Talvez os 29 jogos com a camisa do Real, após dez anos de Barcelona, tenha sido um sinal de gratidão. Afinal, os merengues é que possibilitaram o reencontro de Kubala com sua mãe, após 13 anos sem vê-la. Uma história muito acima da rivalidade, e que merece ser recontada, no dia em que o velho craque completaria 88 anos se ainda estivesse vivo. Abaixo, o texto publicado em março de 2014:

O dia em que Real Madrid e Barcelona foram muito mais do que rivais

A história de Real Madrid e Barcelona é marcada, tanto quanto por grandes jogos, também por momentos de rivalidade exagerada. E não são poucos os exemplos disso. As acusações de intimidação contra o franquismo, a cabeça de porco jogada para Figo no Camp Nou, os bate-bocas públicos nos últimos anos. Em um dérbi carregado de enredos extracampo, envolvendo também política e orgulho nacional, esses extremos são até compreensíveis. Entretanto, não significam que nunca houve histórias de generosidades entre os arqui-inimigos. A mais bonita delas, justamente no período áureo do clássico, entre as décadas de 1950 e 1960.
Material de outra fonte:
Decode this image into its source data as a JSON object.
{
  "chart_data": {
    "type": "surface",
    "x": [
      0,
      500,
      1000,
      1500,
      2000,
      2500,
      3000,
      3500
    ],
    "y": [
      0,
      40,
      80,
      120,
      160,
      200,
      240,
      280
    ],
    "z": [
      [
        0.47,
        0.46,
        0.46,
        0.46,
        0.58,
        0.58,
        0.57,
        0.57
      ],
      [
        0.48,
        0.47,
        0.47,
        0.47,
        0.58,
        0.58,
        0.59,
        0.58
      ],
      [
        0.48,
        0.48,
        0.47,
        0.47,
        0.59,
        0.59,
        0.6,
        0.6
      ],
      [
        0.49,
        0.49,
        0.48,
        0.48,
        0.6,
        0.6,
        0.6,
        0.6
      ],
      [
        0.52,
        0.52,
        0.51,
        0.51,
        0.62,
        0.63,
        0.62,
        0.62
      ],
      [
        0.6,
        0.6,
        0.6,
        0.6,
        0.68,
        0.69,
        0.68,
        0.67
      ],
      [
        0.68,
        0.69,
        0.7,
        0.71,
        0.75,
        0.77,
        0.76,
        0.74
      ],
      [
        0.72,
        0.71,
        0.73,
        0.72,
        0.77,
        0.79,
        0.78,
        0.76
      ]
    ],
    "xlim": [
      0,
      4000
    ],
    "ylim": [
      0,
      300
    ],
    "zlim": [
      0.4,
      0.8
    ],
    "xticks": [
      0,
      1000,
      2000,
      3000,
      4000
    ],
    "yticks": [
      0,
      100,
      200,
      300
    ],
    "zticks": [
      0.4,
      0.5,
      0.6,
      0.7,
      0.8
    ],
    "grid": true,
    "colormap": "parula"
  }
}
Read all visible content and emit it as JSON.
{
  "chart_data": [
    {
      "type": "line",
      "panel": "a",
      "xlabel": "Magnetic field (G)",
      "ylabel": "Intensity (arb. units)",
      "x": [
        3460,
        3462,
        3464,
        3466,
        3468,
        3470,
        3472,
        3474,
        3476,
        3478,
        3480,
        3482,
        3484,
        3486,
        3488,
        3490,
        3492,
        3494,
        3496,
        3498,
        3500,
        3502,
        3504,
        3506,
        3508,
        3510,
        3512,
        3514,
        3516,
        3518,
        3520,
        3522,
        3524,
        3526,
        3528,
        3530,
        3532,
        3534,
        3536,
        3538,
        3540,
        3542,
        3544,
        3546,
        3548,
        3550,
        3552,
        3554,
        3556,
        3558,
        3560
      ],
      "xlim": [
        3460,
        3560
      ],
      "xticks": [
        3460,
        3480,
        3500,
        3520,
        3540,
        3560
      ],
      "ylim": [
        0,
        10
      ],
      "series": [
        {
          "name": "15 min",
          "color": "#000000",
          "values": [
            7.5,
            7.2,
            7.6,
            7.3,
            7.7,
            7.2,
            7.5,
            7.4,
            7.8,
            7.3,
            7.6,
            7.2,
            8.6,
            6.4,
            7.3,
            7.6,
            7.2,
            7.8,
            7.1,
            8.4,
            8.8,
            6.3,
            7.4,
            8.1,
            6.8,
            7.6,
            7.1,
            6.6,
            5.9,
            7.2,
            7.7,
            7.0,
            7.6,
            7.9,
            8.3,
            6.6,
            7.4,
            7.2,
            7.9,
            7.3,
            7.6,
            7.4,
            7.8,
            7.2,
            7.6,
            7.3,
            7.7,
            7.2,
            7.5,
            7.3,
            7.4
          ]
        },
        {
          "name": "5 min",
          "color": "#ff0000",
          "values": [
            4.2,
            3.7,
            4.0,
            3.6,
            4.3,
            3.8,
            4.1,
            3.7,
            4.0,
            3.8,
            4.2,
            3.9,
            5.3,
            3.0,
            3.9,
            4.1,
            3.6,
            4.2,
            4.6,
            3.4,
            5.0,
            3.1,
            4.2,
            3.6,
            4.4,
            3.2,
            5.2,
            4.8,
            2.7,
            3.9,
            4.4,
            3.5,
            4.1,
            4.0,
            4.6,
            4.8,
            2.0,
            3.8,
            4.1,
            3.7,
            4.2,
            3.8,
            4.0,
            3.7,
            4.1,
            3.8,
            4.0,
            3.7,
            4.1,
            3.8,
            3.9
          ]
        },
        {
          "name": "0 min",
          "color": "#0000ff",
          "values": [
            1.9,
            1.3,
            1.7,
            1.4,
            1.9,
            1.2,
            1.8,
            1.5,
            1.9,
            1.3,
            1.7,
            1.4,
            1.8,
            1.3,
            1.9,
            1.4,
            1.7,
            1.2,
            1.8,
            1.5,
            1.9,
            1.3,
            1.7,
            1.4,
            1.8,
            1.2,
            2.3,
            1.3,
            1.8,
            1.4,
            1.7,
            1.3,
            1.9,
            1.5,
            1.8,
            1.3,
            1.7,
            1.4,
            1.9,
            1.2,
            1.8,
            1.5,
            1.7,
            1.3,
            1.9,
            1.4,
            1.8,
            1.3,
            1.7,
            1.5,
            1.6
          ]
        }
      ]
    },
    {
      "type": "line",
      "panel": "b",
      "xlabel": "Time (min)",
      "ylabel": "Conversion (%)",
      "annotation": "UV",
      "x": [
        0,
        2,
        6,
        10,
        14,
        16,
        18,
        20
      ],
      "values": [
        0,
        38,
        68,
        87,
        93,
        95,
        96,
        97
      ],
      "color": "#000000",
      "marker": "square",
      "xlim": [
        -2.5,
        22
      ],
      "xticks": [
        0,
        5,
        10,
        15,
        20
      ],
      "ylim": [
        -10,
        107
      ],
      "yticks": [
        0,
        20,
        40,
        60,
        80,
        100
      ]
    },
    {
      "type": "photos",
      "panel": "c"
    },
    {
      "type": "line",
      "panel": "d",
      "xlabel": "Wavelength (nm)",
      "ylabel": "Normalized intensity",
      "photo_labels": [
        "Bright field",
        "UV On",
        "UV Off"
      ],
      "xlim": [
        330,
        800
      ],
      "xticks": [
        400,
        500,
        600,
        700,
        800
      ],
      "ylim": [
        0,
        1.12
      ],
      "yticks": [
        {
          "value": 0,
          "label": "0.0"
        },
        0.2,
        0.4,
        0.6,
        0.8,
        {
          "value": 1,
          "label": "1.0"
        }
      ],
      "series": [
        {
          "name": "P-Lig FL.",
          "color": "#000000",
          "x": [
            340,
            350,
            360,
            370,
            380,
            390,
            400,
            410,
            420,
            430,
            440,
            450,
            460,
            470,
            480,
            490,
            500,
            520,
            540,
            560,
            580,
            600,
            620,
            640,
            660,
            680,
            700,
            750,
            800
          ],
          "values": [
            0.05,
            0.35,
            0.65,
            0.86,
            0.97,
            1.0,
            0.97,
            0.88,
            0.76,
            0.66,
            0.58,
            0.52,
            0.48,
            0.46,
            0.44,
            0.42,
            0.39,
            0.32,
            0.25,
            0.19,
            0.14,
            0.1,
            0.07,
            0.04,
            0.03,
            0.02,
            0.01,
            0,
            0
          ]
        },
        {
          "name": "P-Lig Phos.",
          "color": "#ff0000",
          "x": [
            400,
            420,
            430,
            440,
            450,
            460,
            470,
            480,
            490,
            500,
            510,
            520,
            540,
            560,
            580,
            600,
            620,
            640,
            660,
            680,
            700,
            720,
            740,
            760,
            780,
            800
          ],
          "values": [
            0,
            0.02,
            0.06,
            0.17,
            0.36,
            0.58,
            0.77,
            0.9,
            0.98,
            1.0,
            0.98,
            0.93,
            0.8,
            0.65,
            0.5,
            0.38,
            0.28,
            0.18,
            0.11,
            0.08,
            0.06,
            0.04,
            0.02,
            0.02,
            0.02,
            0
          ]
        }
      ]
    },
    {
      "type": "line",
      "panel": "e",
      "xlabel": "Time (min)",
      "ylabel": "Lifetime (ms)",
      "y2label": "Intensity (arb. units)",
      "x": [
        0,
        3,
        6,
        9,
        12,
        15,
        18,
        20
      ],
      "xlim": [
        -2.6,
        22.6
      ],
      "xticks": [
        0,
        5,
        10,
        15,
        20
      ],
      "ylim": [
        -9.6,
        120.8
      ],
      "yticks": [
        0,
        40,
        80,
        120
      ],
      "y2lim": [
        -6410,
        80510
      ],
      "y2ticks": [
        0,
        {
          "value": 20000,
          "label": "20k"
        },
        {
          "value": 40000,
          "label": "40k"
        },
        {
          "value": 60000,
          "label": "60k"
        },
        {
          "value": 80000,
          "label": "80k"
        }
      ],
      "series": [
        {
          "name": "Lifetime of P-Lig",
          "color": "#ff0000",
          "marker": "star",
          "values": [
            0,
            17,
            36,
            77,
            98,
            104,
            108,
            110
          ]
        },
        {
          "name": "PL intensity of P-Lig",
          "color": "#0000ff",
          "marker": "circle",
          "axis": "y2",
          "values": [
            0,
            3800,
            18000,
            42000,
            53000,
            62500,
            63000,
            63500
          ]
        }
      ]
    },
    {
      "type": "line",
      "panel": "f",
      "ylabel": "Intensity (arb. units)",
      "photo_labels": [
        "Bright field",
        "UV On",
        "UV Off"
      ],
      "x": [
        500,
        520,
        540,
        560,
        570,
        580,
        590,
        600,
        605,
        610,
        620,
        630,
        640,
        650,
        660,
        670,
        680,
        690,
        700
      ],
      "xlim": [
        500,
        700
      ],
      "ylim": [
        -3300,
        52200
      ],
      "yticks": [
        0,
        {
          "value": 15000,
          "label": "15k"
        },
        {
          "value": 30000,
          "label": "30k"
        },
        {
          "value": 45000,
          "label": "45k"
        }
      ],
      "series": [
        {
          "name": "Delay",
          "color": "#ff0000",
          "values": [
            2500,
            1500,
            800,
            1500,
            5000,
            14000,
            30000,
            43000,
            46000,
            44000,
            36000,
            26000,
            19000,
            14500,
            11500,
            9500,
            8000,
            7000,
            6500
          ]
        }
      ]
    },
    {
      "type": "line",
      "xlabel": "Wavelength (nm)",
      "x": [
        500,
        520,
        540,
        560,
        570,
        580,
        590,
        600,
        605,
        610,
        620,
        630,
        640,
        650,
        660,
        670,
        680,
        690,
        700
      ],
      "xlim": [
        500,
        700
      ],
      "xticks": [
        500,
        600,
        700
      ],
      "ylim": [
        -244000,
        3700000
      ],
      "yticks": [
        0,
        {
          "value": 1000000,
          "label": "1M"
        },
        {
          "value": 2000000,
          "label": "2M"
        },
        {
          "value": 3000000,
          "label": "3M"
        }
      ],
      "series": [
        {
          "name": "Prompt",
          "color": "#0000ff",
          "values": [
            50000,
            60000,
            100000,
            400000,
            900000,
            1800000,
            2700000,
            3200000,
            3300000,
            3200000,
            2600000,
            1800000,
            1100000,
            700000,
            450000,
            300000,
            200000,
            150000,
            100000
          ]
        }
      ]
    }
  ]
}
Ladislao Kubala foi o primeiro grande jogador disputado ferrenhamente por Real e Barça. Com raízes polonesas e eslovacas, o húngaro representou a resistência ao regime comunista de seu país. O atacante que estourou no Ferencváros, clube mais popular da Hungria, preferiu se juntar aos italianos do Pro Patria em 1949 a cumprir o serviço militar obrigatório – que poderia levá-lo ao poderoso Honvéd. Perseguido pela federação húngara e pela Fifa, que resolveu suspendê-lo por um ano, Kubala organizou o Hungaria. Um time de refugiados para lutar por sua causa, que disputou amistosos na Espanha. Lá, o craque atraiu o interesse dos rivais.

Contudo, as negociações com o Real foram por água abaixo. Para assinar, Kubala também queria levar o treinador Fernando Daucik, seu cunhado. E a imposição que os merengues não aceitaram foi acatada pelo Barcelona. Ali, os blaugranas ganharam aquele que eles mesmos apontaram como o melhor jogador de sua história. Após o regime acelerar sua naturalização como espanhol, Kubala se tornou o líder dos catalães em quatro títulos da Liga, quatro Copas, duas Copas de Feiras e uma Copa Latina. E, de certa forma, também acabou sendo útil aos madridistas. Afinal, foi depois que o húngaro passou a enfrentar sérios problemas pulmonares que o Barça cresceu os olhos em Alfredo Di Stefano, então no Millonarios. E, após uma longa queda de braço com o Real, o retorno de Kubala a seu ápice foi um dos motivos que fez com que os blaugranas desistissem da Flecha Loira – um acordo assinado na Fifa determinava que Di Stéfano ficasse as temporadas de 1953/54 e 1955/56 em Madri e as de 1954/55 e 1956/57 em Barcelona.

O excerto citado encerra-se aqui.